Личная жизнь Генриха Лабкова

После двусторонней операции на деснах (вещь в Калифорнии принятая) я совершенно потерял сон. Пилюли не помогали. Зубы, десны, виски ныли, и в мозгу всплывало все подряд — собственное прошлое, эмигрантские казусы, истории из жизни знакомых. При общей душевной холодности, мысленно я принимаю происходящее с нашими людьми очень близко к сердцу. Говоря по-флоберовски, они — это я, и все их промахи я ощущаю, как свои. Может быть, отсюда моя осмотрительность.

Сон не шел. Рядом, не реагируя на бесконечно крутившуюся пленку, посапывала Росита, за стеной спали дети. Я нашарил упаковку с болеутоляющим, и, убедившись, что воды в стакане больше нет, решил принять так, я это умею. Замечали ли вы, что, когда глотаешь всухую, таблетка, пройдя внутрь, отпечатывает в горле свой точный образ, который как бы застревает на пороге небытия, и лишь постепенно размывается по частям под действием наших слюноотделительных усилий, оставляя металлический привкус?
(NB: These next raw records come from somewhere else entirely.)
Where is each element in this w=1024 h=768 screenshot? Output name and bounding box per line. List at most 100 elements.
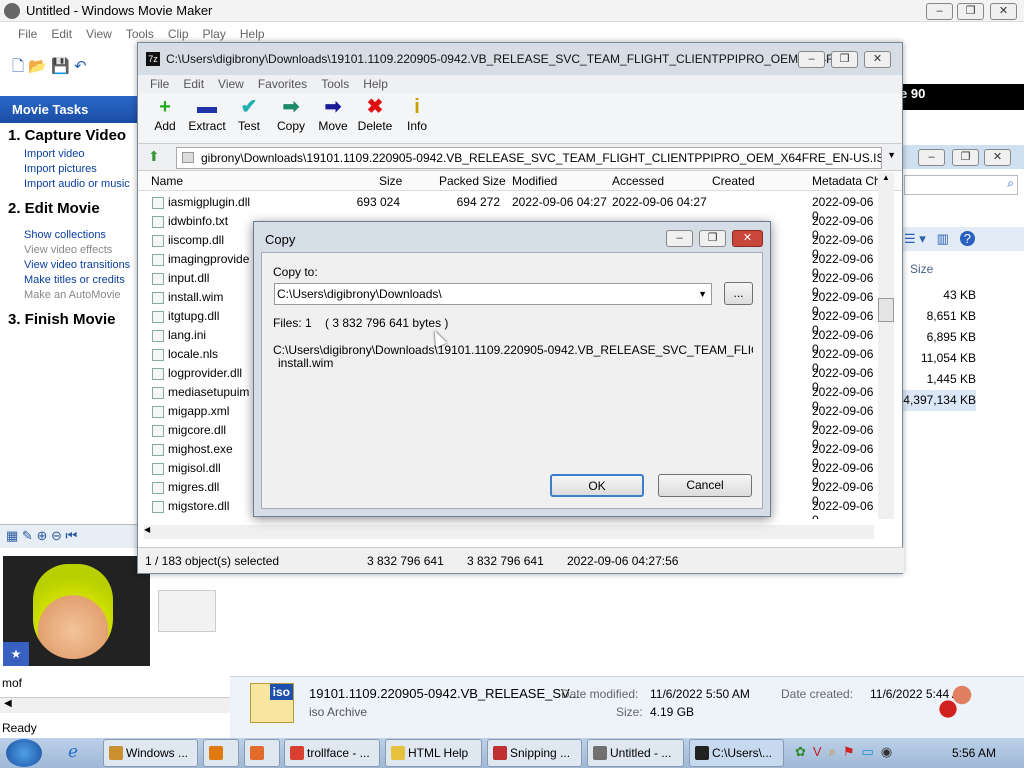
col-size[interactable]: Size (379, 174, 402, 188)
pin-icon[interactable]: ✎ (22, 528, 33, 543)
clip-thumbnail[interactable]: ★ (3, 556, 150, 666)
address-dropdown-icon[interactable]: ▼ (887, 150, 896, 160)
tray-network-icon[interactable]: ✿ (795, 744, 813, 759)
table-cell: mediasetupuim (168, 385, 250, 399)
file-list-hscroll[interactable]: ◀ (144, 525, 874, 539)
copy-to-dropdown-icon[interactable]: ▼ (698, 289, 707, 299)
minimize-button[interactable]: – (926, 3, 953, 20)
tray-volume-icon[interactable]: ◉ (881, 744, 899, 759)
show-collections-link[interactable]: Show collections (24, 229, 137, 241)
import-audio-link[interactable]: Import audio or music (24, 178, 137, 190)
col-accessed[interactable]: Accessed (612, 174, 664, 188)
taskbar-item[interactable]: Untitled - ... (587, 739, 684, 767)
table-cell: migapp.xml (168, 404, 230, 418)
zip-menu-file[interactable]: File (150, 77, 169, 91)
move-button[interactable]: ➡ Move (312, 93, 354, 143)
cancel-button[interactable]: Cancel (658, 474, 752, 497)
created-label: Date created: (781, 687, 854, 701)
taskbar-item[interactable]: Windows ... (103, 739, 198, 767)
view-video-transitions-link[interactable]: View video transitions (24, 259, 137, 271)
taskbar-item[interactable] (203, 739, 239, 767)
zip-menu-view[interactable]: View (218, 77, 244, 91)
zip-menu-tools[interactable]: Tools (321, 77, 349, 91)
clock[interactable]: 5:56 AM (952, 746, 996, 760)
tray-search-icon[interactable]: ⌕ (829, 744, 843, 759)
col-metadata[interactable]: Metadata Ch (812, 174, 881, 188)
rewind-icon[interactable]: ⏮ (66, 528, 78, 543)
save-icon[interactable]: 💾 (51, 58, 70, 75)
horizontal-scrollbar[interactable]: ◀ (0, 697, 230, 713)
address-input[interactable]: gibrony\Downloads\19101.1109.220905-0942… (176, 147, 882, 169)
start-button[interactable] (6, 739, 42, 767)
app-icon (695, 746, 709, 760)
info-button[interactable]: i Info (396, 93, 438, 143)
copy-to-combobox[interactable]: C:\Users\digibrony\Downloads\ ▼ (274, 283, 712, 305)
taskbar-item[interactable]: Snipping ... (487, 739, 582, 767)
new-icon[interactable]: 🗋 (12, 58, 24, 75)
maximize-button[interactable]: ❐ (957, 3, 984, 20)
zoom-out-icon[interactable]: ⊖ (51, 528, 62, 543)
transition-thumbnail[interactable] (158, 590, 216, 632)
up-folder-icon[interactable]: ⬆ (148, 148, 160, 165)
menu-play[interactable]: Play (203, 27, 226, 41)
size-column-header[interactable]: Size (910, 262, 933, 276)
browse-button[interactable]: ... (724, 282, 753, 305)
open-icon[interactable]: 📂 (28, 58, 47, 75)
tray-v-icon[interactable]: V (813, 744, 829, 759)
taskbar-item[interactable] (244, 739, 280, 767)
tray-monitor-icon[interactable]: ▭ (862, 744, 881, 759)
explorer-minimize-button[interactable]: – (918, 149, 945, 166)
preview-toolbar: ▦ ✎ ⊕ ⊖ ⏮ (0, 524, 137, 548)
import-video-link[interactable]: Import video (24, 148, 137, 160)
zip-menu-help[interactable]: Help (363, 77, 388, 91)
ie-icon[interactable]: ℯ (68, 742, 78, 762)
make-titles-link[interactable]: Make titles or credits (24, 274, 137, 286)
sevenzip-close-button[interactable]: ✕ (864, 51, 891, 68)
help-icon[interactable]: ? (959, 231, 975, 246)
extract-button[interactable]: ▬ Extract (186, 93, 228, 143)
explorer-close-button[interactable]: ✕ (984, 149, 1011, 166)
col-name[interactable]: Name (151, 174, 183, 188)
scroll-thumb[interactable] (878, 298, 894, 322)
delete-button[interactable]: ✖ Delete (354, 93, 396, 143)
dialog-maximize-button[interactable]: ❐ (699, 230, 726, 247)
vertical-scrollbar[interactable]: ▲ (878, 173, 894, 519)
table-row[interactable]: iasmigplugin.dll 693 024 694 272 2022-09-06… (138, 193, 878, 223)
taskbar-item[interactable]: C:\Users\... (689, 739, 784, 767)
sevenzip-maximize-button[interactable]: ❐ (831, 51, 858, 68)
section-capture-video: 1. Capture Video (8, 127, 127, 144)
col-created[interactable]: Created (712, 174, 755, 188)
make-automovie-link[interactable]: Make an AutoMovie (24, 289, 137, 301)
import-pictures-link[interactable]: Import pictures (24, 163, 137, 175)
dialog-minimize-button[interactable]: – (666, 230, 693, 247)
undo-icon[interactable]: ↶ (74, 58, 87, 75)
sevenzip-minimize-button[interactable]: – (798, 51, 825, 68)
copy-button[interactable]: ➡ Copy (270, 93, 312, 143)
table-cell: 2022-09-06 04:27 (612, 195, 707, 209)
menu-edit[interactable]: Edit (51, 27, 72, 41)
zoom-in-icon[interactable]: ⊕ (36, 528, 47, 543)
dialog-close-button[interactable]: ✕ (732, 230, 763, 247)
menu-clip[interactable]: Clip (168, 27, 189, 41)
tray-flag-icon[interactable]: ⚑ (843, 744, 862, 759)
explorer-maximize-button[interactable]: ❐ (952, 149, 979, 166)
storyboard-icon[interactable]: ▦ (6, 528, 18, 543)
close-button[interactable]: ✕ (990, 3, 1017, 20)
menu-help[interactable]: Help (240, 27, 265, 41)
menu-tools[interactable]: Tools (126, 27, 154, 41)
size-cell: 43 KB (943, 288, 976, 302)
ok-button[interactable]: OK (550, 474, 644, 497)
explorer-search-box[interactable]: ⌕ (904, 175, 1018, 195)
col-packed-size[interactable]: Packed Size (439, 174, 506, 188)
zip-menu-favorites[interactable]: Favorites (258, 77, 307, 91)
add-button[interactable]: + Add (144, 93, 186, 143)
taskbar-item[interactable]: trollface - ... (284, 739, 380, 767)
tray-icons: ✿V⌕⚑▭◉ (795, 744, 899, 760)
view-video-effects-link[interactable]: View video effects (24, 244, 137, 256)
col-modified[interactable]: Modified (512, 174, 557, 188)
zip-menu-edit[interactable]: Edit (183, 77, 204, 91)
menu-file[interactable]: File (18, 27, 37, 41)
test-button[interactable]: ✔ Test (228, 93, 270, 143)
taskbar-item[interactable]: HTML Help (385, 739, 482, 767)
menu-view[interactable]: View (86, 27, 112, 41)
Не знаю, по какой аналогии — уж не из-за нехватки ли жидкости? — мне вспомнилось, как прошлым летом в мюнхенской пивной собралась компания старых знакомых, в том числе несколько немцев и американцев, но главным образом своя братия, бывшие московские элитарии, а ныне трудящиеся кто Ближнего Востока, кто Бенилюкса, а кто Дальнего Запада. Сначала пили на открытой веранде, шумели, шутили с официантами; потом пошел дождь, и нас перевели внутрь. Мы с одним приятелем задержались, что-то там срочно дожевывая под зонтиком, а когда стали разыскивать остальных, заблудились в лабиринте этого гигантского пивного комплекса. Пробегавший с подносом кельнер спросил, что мы ищем, мы кое-как объяснили.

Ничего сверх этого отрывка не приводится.